“On college campuses, these students think they’re all being individuals, going out and being wild,” he said. “But they’re in a playpen. I tell them, ‘You know you’ll be protected by campus police and lawyers. You have this entire apparatus set up for you. You think you’re being an individual, but look at your four friends: They all look exactly like you and sound like you. We exist in these very strict structures we like to pretend don’t exist.’” (It’s worth mentioning that Dr. McDaniel describes his own politics as “philosophical anarchist.”) His course offers a chance to temporarily exchange those unconscious structures for a set of deliberate, countercultural ones.

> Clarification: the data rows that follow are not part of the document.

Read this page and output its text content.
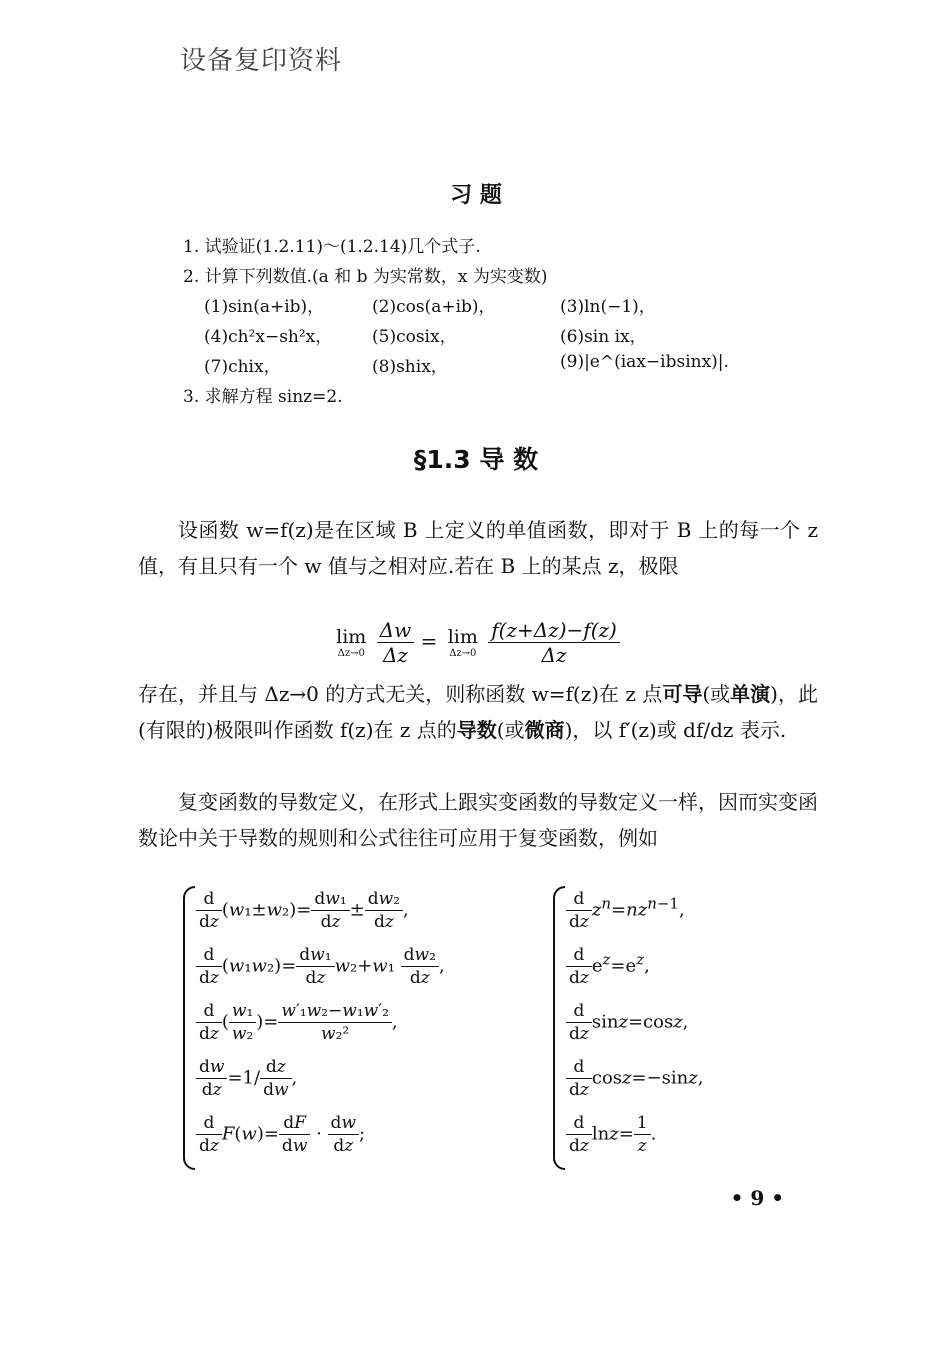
设备复印资料
习 题
1. 试验证(1.2.11)～(1.2.14)几个式子.
2. 计算下列数值.(a 和 b 为实常数，x 为实变数)
(1)sin(a+ib)，	(2)cos(a+ib)，	(3)ln(−1)，
(4)ch²x−sh²x， (5)cosix，	(6)sin ix，
(7)chix，	(8)shix，	(9)|e^(iax−ibsinx)|.
3. 求解方程 sinz=2.
§1.3 导 数
设函数 w=f(z)是在区域 B 上定义的单值函数，即对于 B 上的每一个 z 值，有且只有一个 w 值与之相对应.若在 B 上的某点 z，极限
lim
Δz→0
$\frac{\Delta w}{\Delta z} = \lim$
Δz→0
$\frac{f(z+\Delta z)-f(z)}{\Delta z}$
存在，并且与 Δz→0 的方式无关，则称函数 w=f(z)在 z 点可导(或单演)，此(有限的)极限叫作函数 f(z)在 z 点的导数(或微商)，以 f′(z)或 df/dz 表示.
复变函数的导数定义，在形式上跟实变函数的导数定义一样，因而实变函数论中关于导数的规则和公式往往可应用于复变函数，例如
$\frac{d}{dz} (w_1\pm w_2)= \frac{\text{dw₁}}{dz} \pm \frac{\text{dw₂}}{dz}$ ,
$\frac{d}{dz} (w_1w_2)= \frac{\text{dw₁}}{dz} w_2+w_1 \frac{\text{dw₂}}{dz}$ ,
$\frac{d}{dz}$ ( $\frac{\text{w₁}}{\text{w₂}}$ )= $\frac{\text{w′₁w₂−w₁w′₂}}{\text{w₂²}}$ ,
$\frac{dw}{dz} =1/ \frac{dz}{dw}$ ,
$\frac{d}{dz} F(w)= \frac{dF}{dw} \cdot \frac{dw}{dz}$ ;
$\frac{d}{dz} z^n=nz^{n-1}$,
$\frac{d}{dz} e^z=e^z$,
$\frac{d}{dz} \sin z=\cos z$,
$\frac{d}{dz} \cos z=-\sin z$,
$\frac{d}{dz} \ln z= \frac{1}{z}$ .
• 9 •
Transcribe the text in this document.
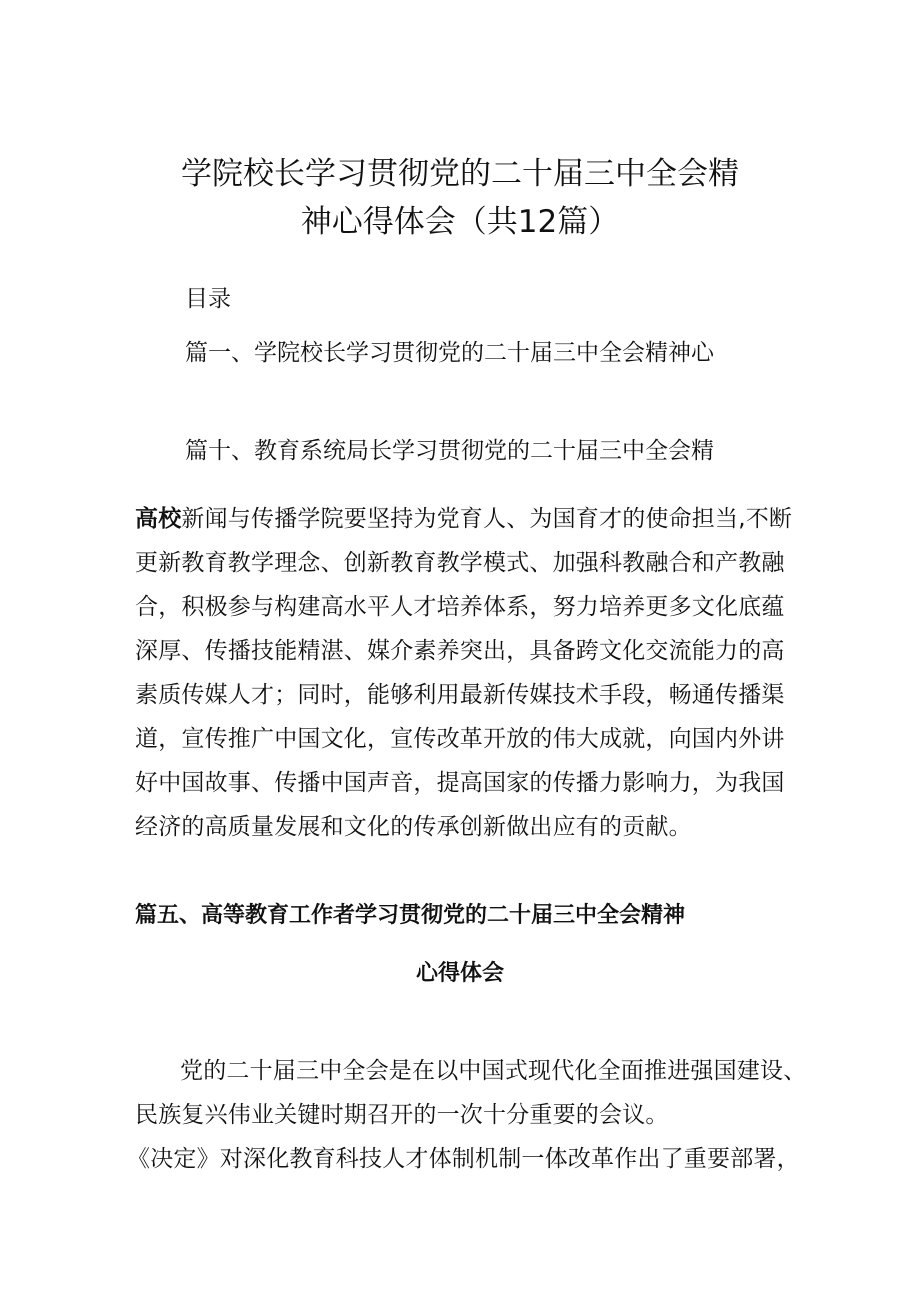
学院校长学习贯彻党的二十届三中全会精
神心得体会（共12篇）
目录
篇一、学院校长学习贯彻党的二十届三中全会精神心
篇十、教育系统局长学习贯彻党的二十届三中全会精
高校新闻与传播学院要坚持为党育人、为国育才的使命担当,不断
更新教育教学理念、创新教育教学模式、加强科教融合和产教融
合，积极参与构建高水平人才培养体系，努力培养更多文化底蕴
深厚、传播技能精湛、媒介素养突出，具备跨文化交流能力的高
素质传媒人才；同时，能够利用最新传媒技术手段，畅通传播渠
道，宣传推广中国文化，宣传改革开放的伟大成就，向国内外讲
好中国故事、传播中国声音，提高国家的传播力影响力，为我国
经济的高质量发展和文化的传承创新做出应有的贡献。
篇五、高等教育工作者学习贯彻党的二十届三中全会精神
心得体会
党的二十届三中全会是在以中国式现代化全面推进强国建设、
民族复兴伟业关键时期召开的一次十分重要的会议。
《决定》对深化教育科技人才体制机制一体改革作出了重要部署，
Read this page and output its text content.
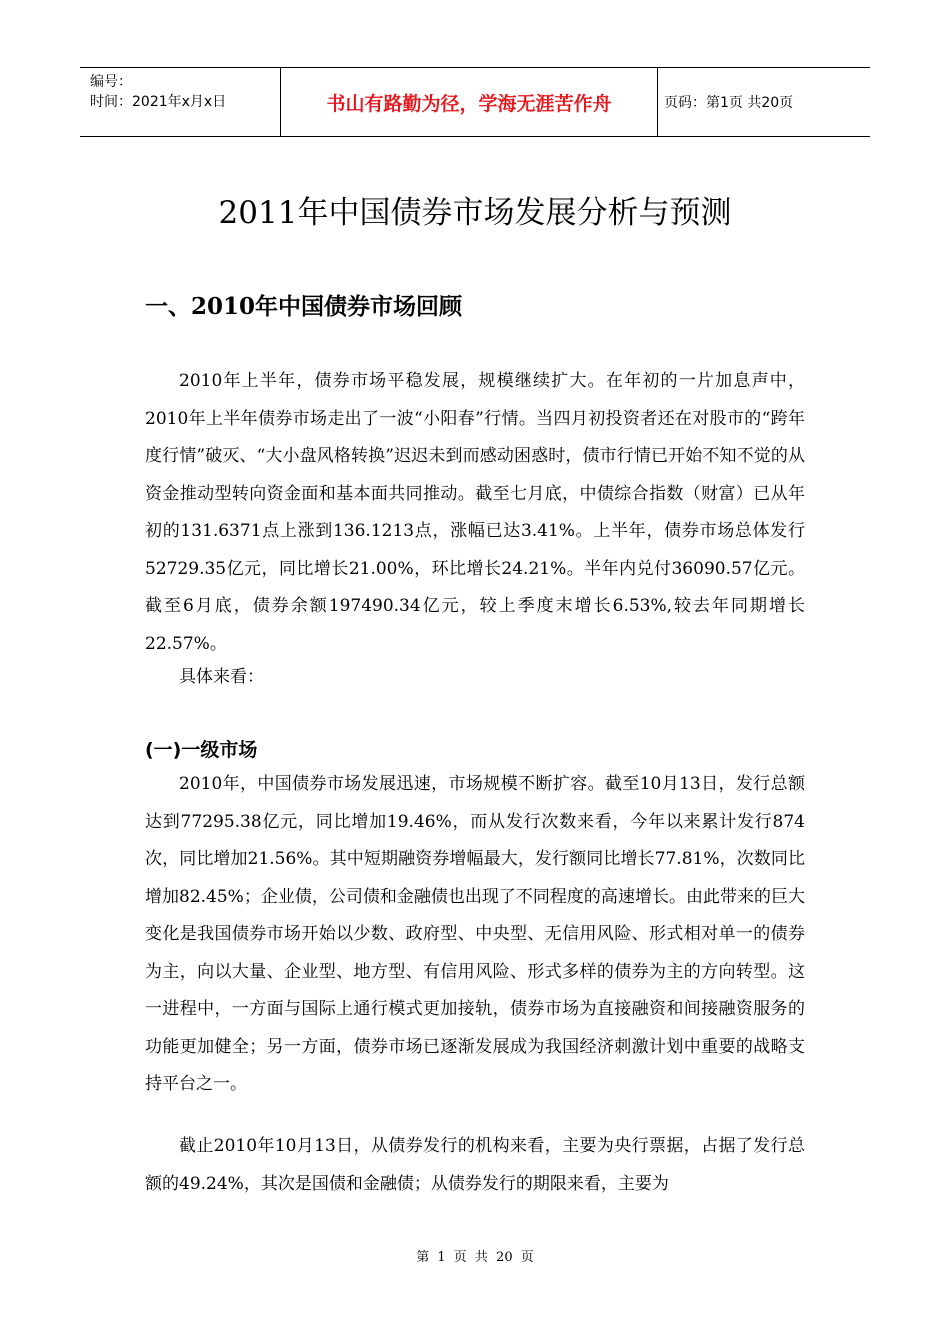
编号：
时间：2021年x月x日	书山有路勤为径，学海无涯苦作舟	页码：第1页 共20页
2011年中国债券市场发展分析与预测
一、2010年中国债券市场回顾
2010年上半年，债券市场平稳发展，规模继续扩大。在年初的一片加息声中，2010年上半年债券市场走出了一波“小阳春”行情。当四月初投资者还在对股市的“跨年度行情”破灭、“大小盘风格转换”迟迟未到而感动困惑时，债市行情已开始不知不觉的从资金推动型转向资金面和基本面共同推动。截至七月底，中债综合指数（财富）已从年初的131.6371点上涨到136.1213点，涨幅已达3.41%。上半年，债券市场总体发行52729.35亿元，同比增长21.00%，环比增长24.21%。半年内兑付36090.57亿元。截至6月底，债券余额197490.34亿元，较上季度末增长6.53%,较去年同期增长22.57%。
具体来看：
(一)一级市场
2010年，中国债券市场发展迅速，市场规模不断扩容。截至10月13日，发行总额达到77295.38亿元，同比增加19.46%，而从发行次数来看，今年以来累计发行874次，同比增加21.56%。其中短期融资券增幅最大，发行额同比增长77.81%，次数同比增加82.45%；企业债，公司债和金融债也出现了不同程度的高速增长。由此带来的巨大变化是我国债券市场开始以少数、政府型、中央型、无信用风险、形式相对单一的债券为主，向以大量、企业型、地方型、有信用风险、形式多样的债券为主的方向转型。这一进程中，一方面与国际上通行模式更加接轨，债券市场为直接融资和间接融资服务的功能更加健全；另一方面，债券市场已逐渐发展成为我国经济刺激计划中重要的战略支持平台之一。
截止2010年10月13日，从债券发行的机构来看，主要为央行票据，占据了发行总额的49.24%，其次是国债和金融债；从债券发行的期限来看，主要为
第 1 页 共 20 页
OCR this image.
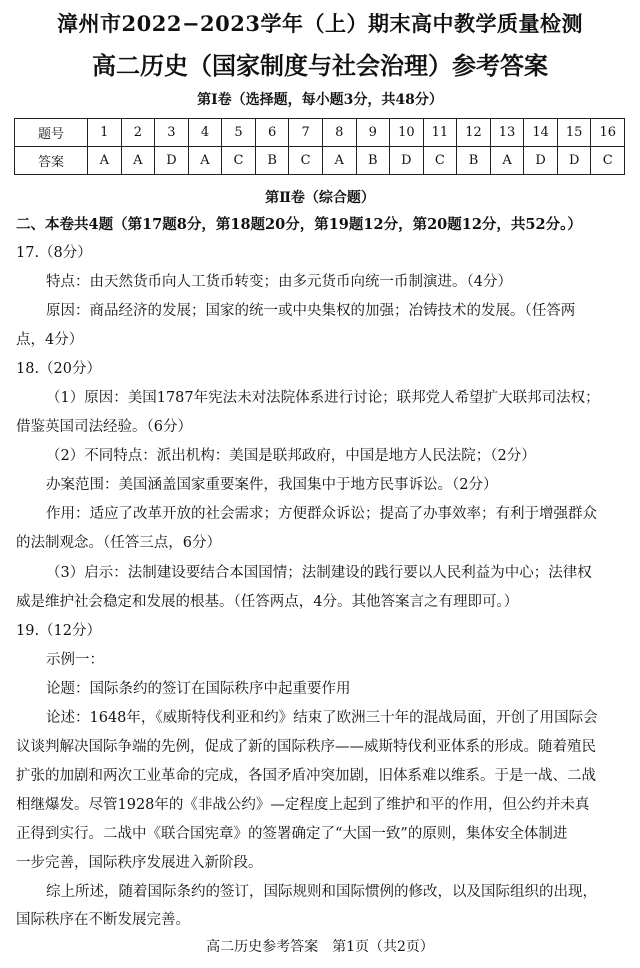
漳州市2022−2023学年（上）期末高中教学质量检测
高二历史（国家制度与社会治理）参考答案
第Ⅰ卷（选择题，每小题3分，共48分）
题号	1	2	3	4	5	6	7	8	9	10	11	12	13	14	15	16
答案	A	A	D	A	C	B	C	A	B	D	C	B	A	D	D	C
第Ⅱ卷（综合题）
二、本卷共4题（第17题8分，第18题20分，第19题12分，第20题12分，共52分。）
17.（8分）
特点：由天然货币向人工货币转变；由多元货币向统一币制演进。（4分）
原因：商品经济的发展；国家的统一或中央集权的加强；冶铸技术的发展。（任答两
点，4分）
18.（20分）
（1）原因：美国1787年宪法未对法院体系进行讨论；联邦党人希望扩大联邦司法权；
借鉴英国司法经验。（6分）
（2）不同特点：派出机构：美国是联邦政府，中国是地方人民法院；（2分）
办案范围：美国涵盖国家重要案件，我国集中于地方民事诉讼。（2分）
作用：适应了改革开放的社会需求；方便群众诉讼；提高了办事效率；有利于增强群众
的法制观念。（任答三点，6分）
（3）启示：法制建设要结合本国国情；法制建设的践行要以人民利益为中心；法律权
威是维护社会稳定和发展的根基。（任答两点，4分。其他答案言之有理即可。）
19.（12分）
示例一：
论题：国际条约的签订在国际秩序中起重要作用
论述：1648年，《威斯特伐利亚和约》结束了欧洲三十年的混战局面，开创了用国际会
议谈判解决国际争端的先例，促成了新的国际秩序——威斯特伐利亚体系的形成。随着殖民
扩张的加剧和两次工业革命的完成，各国矛盾冲突加剧，旧体系难以维系。于是一战、二战
相继爆发。尽管1928年的《非战公约》—定程度上起到了维护和平的作用，但公约并未真
正得到实行。二战中《联合国宪章》的签署确定了“大国一致”的原则，集体安全体制进
一步完善，国际秩序发展进入新阶段。
综上所述，随着国际条约的签订，国际规则和国际惯例的修改，以及国际组织的出现，
国际秩序在不断发展完善。
高二历史参考答案　第1页（共2页）
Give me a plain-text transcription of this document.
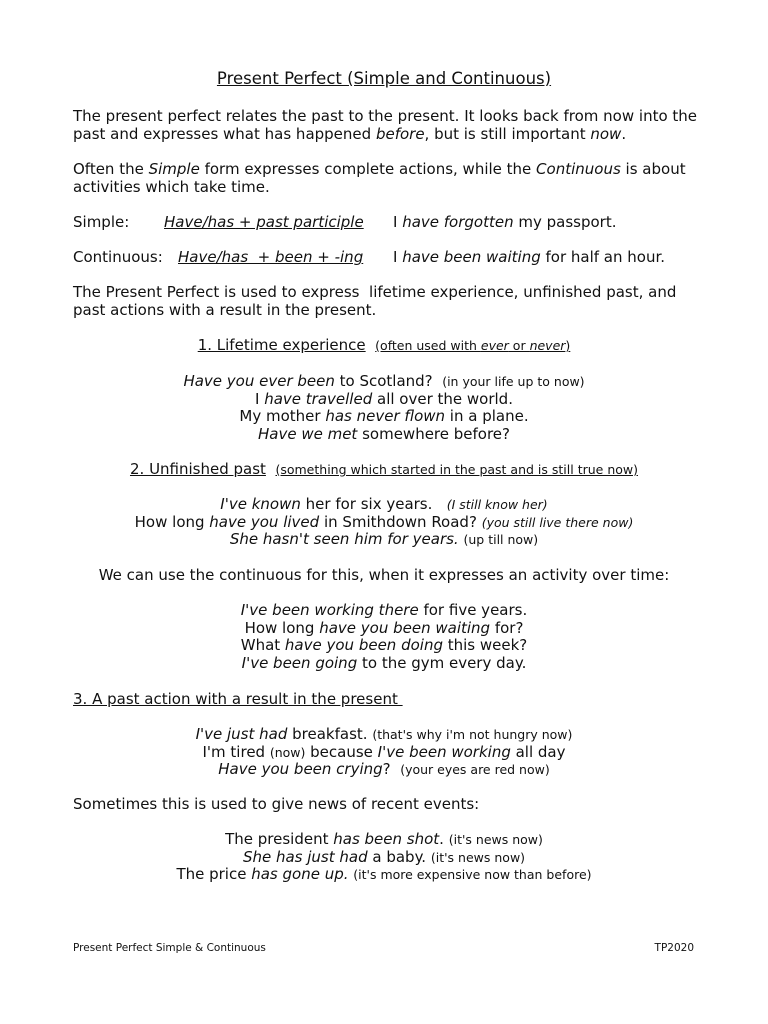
Present Perfect (Simple and Continuous)

The present perfect relates the past to the present. It looks back from now into the past and expresses what has happened before, but is still important now.

Often the Simple form expresses complete actions, while the Continuous is about activities which take time.

Simple: Have/has + past participle I have forgotten my passport.
Continuous: Have/has  + been + -ing I have been waiting for half an hour.

The Present Perfect is used to express  lifetime experience, unfinished past, and past actions with a result in the present.

1. Lifetime experience (often used with ever or never)
Have you ever been to Scotland? (in your life up to now)
I have travelled all over the world.
My mother has never flown in a plane.
Have we met somewhere before?
2. Unfinished past (something which started in the past and is still true now)
I've known her for six years. (I still know her)
How long have you lived in Smithdown Road? (you still live there now)
She hasn't seen him for years. (up till now)
We can use the continuous for this, when it expresses an activity over time:
I've been working there for five years.
How long have you been waiting for?
What have you been doing this week?
I've been going to the gym every day.
3. A past action with a result in the present
I've just had breakfast. (that's why i'm not hungry now)
I'm tired (now) because I've been working all day
Have you been crying? (your eyes are red now)
Sometimes this is used to give news of recent events:
The president has been shot. (it's news now)
She has just had a baby. (it's news now)
The price has gone up. (it's more expensive now than before)
Present Perfect Simple & Continuous	TP2020
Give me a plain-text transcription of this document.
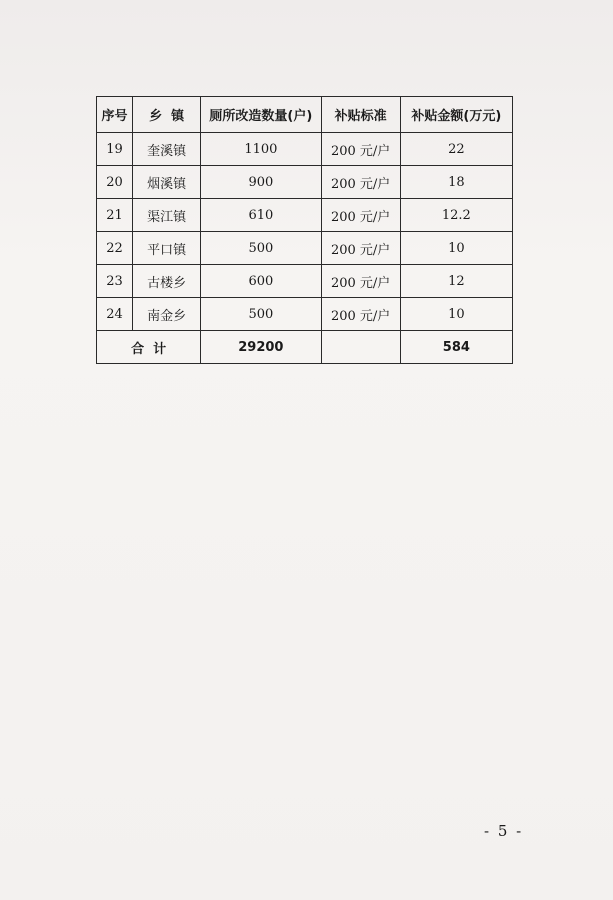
序号	乡  镇	厕所改造数量(户)	补贴标准	补贴金额(万元)
19	奎溪镇	1100	200 元/户	22
20	烟溪镇	900	200 元/户	18
21	渠江镇	610	200 元/户	12.2
22	平口镇	500	200 元/户	10
23	古楼乡	600	200 元/户	12
24	南金乡	500	200 元/户	10
合  计		29200		584
- 5 -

No one understands discipline better than the Benedictines, members of the monastic order who follow the rule written by St. Benedict in the sixth century. Undergraduates at Belmont Abbey College outside of Charlotte, N.C., share their quadrangles, sidewalks — even their chess clubs — with Benedictine monks who live in an abbey in the middle of campus. “For the last 1,500 years, Benedictines have had to deal with technology,” Placid Solari, the abbot there, told me. “For us, the question is, how do you use the tool so it supports and enhances your purpose or mission, and you don’t get owned by it.”
Mental distraction was a struggle even for the ancient ascetics who didn’t have Snapchat. When the mind wanders and a monk wants “to bind it fast with the firmest purpose of heart, as if with chains, while we are making the attempt it slips away from the inmost recesses of the heart swifter than a snake,” John Cassian, a fourth-century monk, wrote. Many monasteries don’t totally reject the latest technology, but they are mindful of how they use it. Abbot Placid told me that for novices at his monastery, “part of the formation is discipline to learn how to control technology use.” After this initial time of limited phone and TV “to wean them away from overdependence on technology and its stimulation,” they get more access and mostly make their own choices.
Evan Lutz graduated this May from Belmont Abbey with a major in theology. He stressed the special Catholic context of Belmont’s resident monks; if you experiment with monastic practices without investigating the whole worldview, it can become a shallow kind of mindfulness tourism. The monks at Belmont Abbey do more than model contemplation and focus. Their presence compels even non-Christians on campus to think seriously about vocation and the meaning of life. “Either what the monks are doing is valuable, and based on something true, or it’s completely ridiculous,” Mr. Lutz said. “In both cases, there’s something striking there, and it asks people a question.”
Pondering ultimate questions and cultivating cognitive endurance should not be luxury goods. David Peña-Guzmán, who teaches philosophy at San Francisco State University, read about Dr. McDaniel’s Existential Despair course and decided he wanted to create a similar one. He called it The Reading Experiment. A small group of humanities majors gathered once every two weeks for five and a half hours in a seminar room equipped with couches and a big round table. They read authors ranging from Jean-Paul Sartre to Frantz Fanon. “At the beginning of every class I’d ask students to turn off their phones and put them in ‘the Basket of Despair,’ which was a plastic bag,” he told me. “I had an extended chat with them about accessibility. The point is not to take away the phone for its own sake, but to take away our primary sources of distraction. Students could keep the phone if they needed it. But all of them chose to part with their phones.”